Le cours de l'or n'échappe pas aux aléas de la crise Covid. Le 12 mars, chahuté par la hausse des taux sur le marché obligataire, puisque le métal précieux n'offre aucun rendement aux investisseurs qui s'en séparent, il atteignait son plus bas depuis neuf mois atteint, à 1.676,89 dollars l'once. De quoi contraster avec un autre cours, lui, en pleine forme, celui du bitcoin, comparé par ses adeptes à de « l'or numérique ». Présenté comme une valeur refuge face aux soubresauts boursiers du Covid entretenus par les banques centrales, ce crypto-actif s'est affiché jusqu'à plus de 61.000 dollars l'unité le 13 mars 2021. A tel point que, depuis, le prix d'un bitcoin a dépassé celui d'un kilo d'or.
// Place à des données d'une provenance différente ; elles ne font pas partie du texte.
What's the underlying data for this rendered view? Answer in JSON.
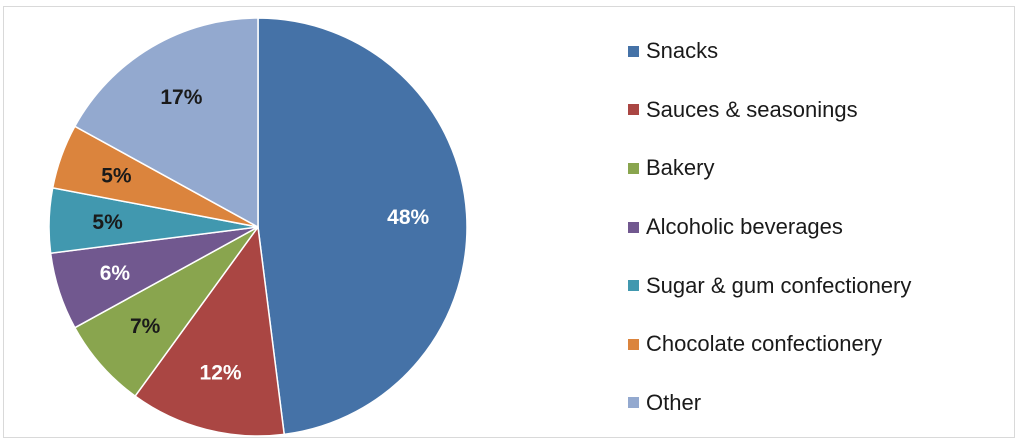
{
  "chart_data": {
    "type": "pie",
    "legend_position": "right",
    "slices": [
      {
        "label": "Snacks",
        "value": 48,
        "display": "48%",
        "color": "#4572a7",
        "label_color": "#ffffff"
      },
      {
        "label": "Sauces & seasonings",
        "value": 12,
        "display": "12%",
        "color": "#aa4643",
        "label_color": "#ffffff"
      },
      {
        "label": "Bakery",
        "value": 7,
        "display": "7%",
        "color": "#89a54e",
        "label_color": "#1a1a1a"
      },
      {
        "label": "Alcoholic beverages",
        "value": 6,
        "display": "6%",
        "color": "#71588f",
        "label_color": "#ffffff"
      },
      {
        "label": "Sugar & gum confectionery",
        "value": 5,
        "display": "5%",
        "color": "#4198af",
        "label_color": "#1a1a1a"
      },
      {
        "label": "Chocolate confectionery",
        "value": 5,
        "display": "5%",
        "color": "#db843d",
        "label_color": "#1a1a1a"
      },
      {
        "label": "Other",
        "value": 17,
        "display": "17%",
        "color": "#93a9cf",
        "label_color": "#1a1a1a"
      }
    ]
  }
}
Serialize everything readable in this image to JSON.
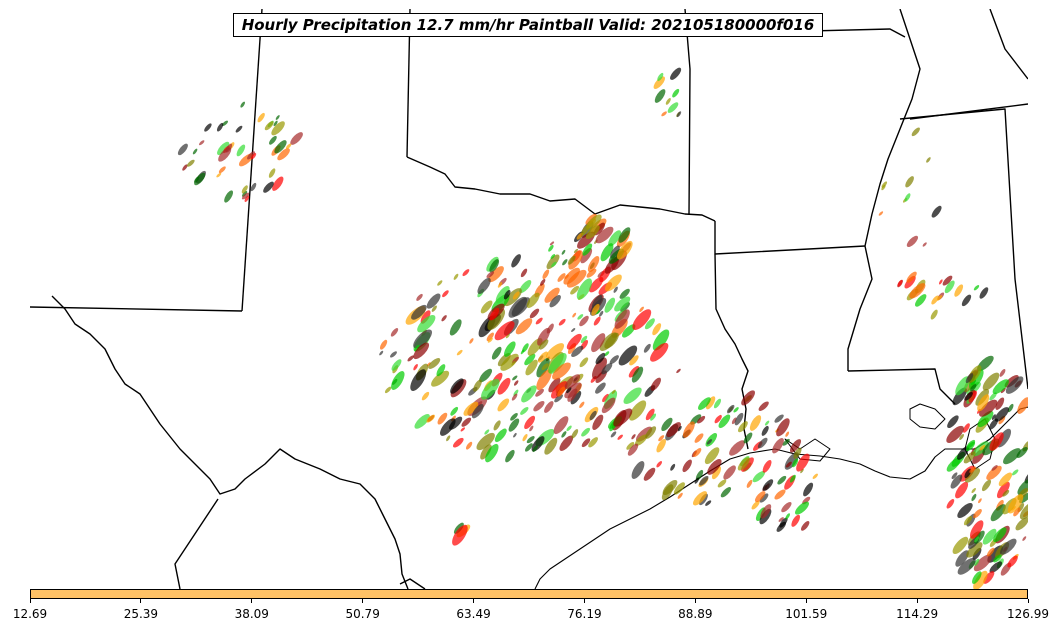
{
  "title": "Hourly Precipitation 12.7 mm/hr Paintball Valid: 202105180000f016",
  "colorbar": {
    "color": "#ffc266",
    "ticks": [
      "12.69",
      "25.39",
      "38.09",
      "50.79",
      "63.49",
      "76.19",
      "88.89",
      "101.59",
      "114.29",
      "126.99"
    ]
  },
  "member_colors": [
    "#ff0000",
    "#ff6600",
    "#ffa500",
    "#00cc00",
    "#33dd33",
    "#006600",
    "#8b0000",
    "#a52a2a",
    "#808000",
    "#999900",
    "#000000",
    "#333333"
  ]
}
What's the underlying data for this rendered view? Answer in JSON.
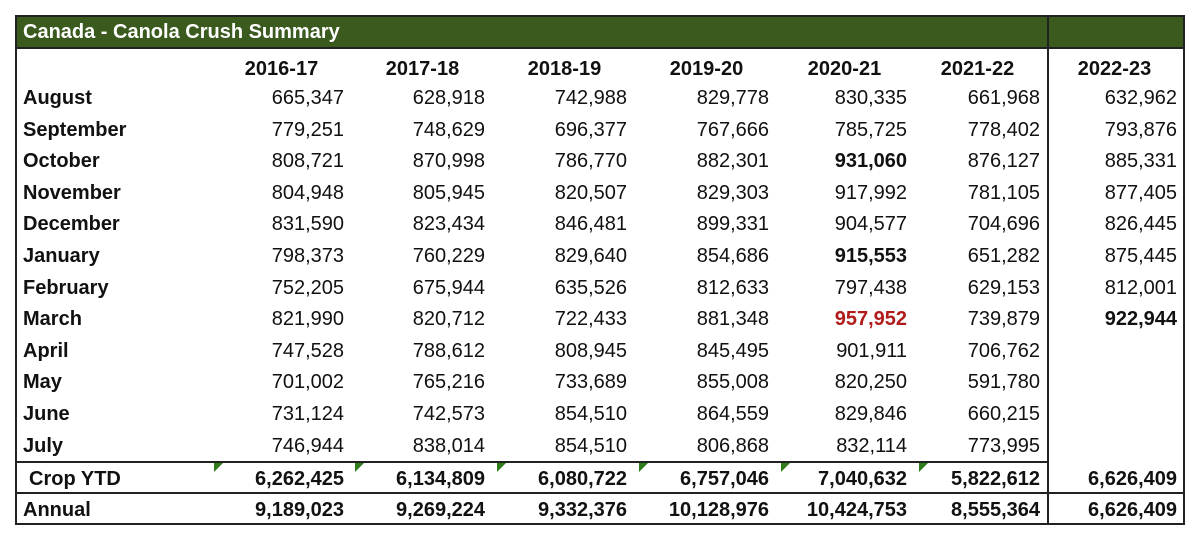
{
  "title": "Canada - Canola Crush Summary",
  "columns": [
    "2016-17",
    "2017-18",
    "2018-19",
    "2019-20",
    "2020-21",
    "2021-22",
    "2022-23"
  ],
  "months": [
    {
      "label": "August",
      "values": [
        "665,347",
        "628,918",
        "742,988",
        "829,778",
        "830,335",
        "661,968",
        "632,962"
      ]
    },
    {
      "label": "September",
      "values": [
        "779,251",
        "748,629",
        "696,377",
        "767,666",
        "785,725",
        "778,402",
        "793,876"
      ]
    },
    {
      "label": "October",
      "values": [
        "808,721",
        "870,998",
        "786,770",
        "882,301",
        "931,060",
        "876,127",
        "885,331"
      ]
    },
    {
      "label": "November",
      "values": [
        "804,948",
        "805,945",
        "820,507",
        "829,303",
        "917,992",
        "781,105",
        "877,405"
      ]
    },
    {
      "label": "December",
      "values": [
        "831,590",
        "823,434",
        "846,481",
        "899,331",
        "904,577",
        "704,696",
        "826,445"
      ]
    },
    {
      "label": "January",
      "values": [
        "798,373",
        "760,229",
        "829,640",
        "854,686",
        "915,553",
        "651,282",
        "875,445"
      ]
    },
    {
      "label": "February",
      "values": [
        "752,205",
        "675,944",
        "635,526",
        "812,633",
        "797,438",
        "629,153",
        "812,001"
      ]
    },
    {
      "label": "March",
      "values": [
        "821,990",
        "820,712",
        "722,433",
        "881,348",
        "957,952",
        "739,879",
        "922,944"
      ]
    },
    {
      "label": "April",
      "values": [
        "747,528",
        "788,612",
        "808,945",
        "845,495",
        "901,911",
        "706,762",
        ""
      ]
    },
    {
      "label": "May",
      "values": [
        "701,002",
        "765,216",
        "733,689",
        "855,008",
        "820,250",
        "591,780",
        ""
      ]
    },
    {
      "label": "June",
      "values": [
        "731,124",
        "742,573",
        "854,510",
        "864,559",
        "829,846",
        "660,215",
        ""
      ]
    },
    {
      "label": "July",
      "values": [
        "746,944",
        "838,014",
        "854,510",
        "806,868",
        "832,114",
        "773,995",
        ""
      ]
    }
  ],
  "crop_ytd": {
    "label": "Crop YTD",
    "values": [
      "6,262,425",
      "6,134,809",
      "6,080,722",
      "6,757,046",
      "7,040,632",
      "5,822,612",
      "6,626,409"
    ]
  },
  "annual": {
    "label": "Annual",
    "values": [
      "9,189,023",
      "9,269,224",
      "9,332,376",
      "10,128,976",
      "10,424,753",
      "8,555,364",
      "6,626,409"
    ]
  },
  "colors": {
    "title_bg": "#3a5a1e",
    "highlight_red": "#b01c1c",
    "marker_green": "#2e7d1a"
  }
}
Mais la comparaison entre ces deux actifs est-elle valable ?

Lequel des deux serait un meilleur pare-feu, face au risque d'une inflation que certains économistes redoutent, nourrie par les plans de relance massifs et des conditions monétaires ultra favorables ? Jeudi 18 mars, le métal jaune s'est ainsi hissé à son plus haut depuis trois semaines à 1.755,50 dollars au lendemain la réunion de la Banque centrale américaine. « L'or commence à défendre son statut de valeur anti-inflation par excellence, qu'il semblait avoir perdu ces derniers mois », commentent déjà les analystes de Saxo Bank.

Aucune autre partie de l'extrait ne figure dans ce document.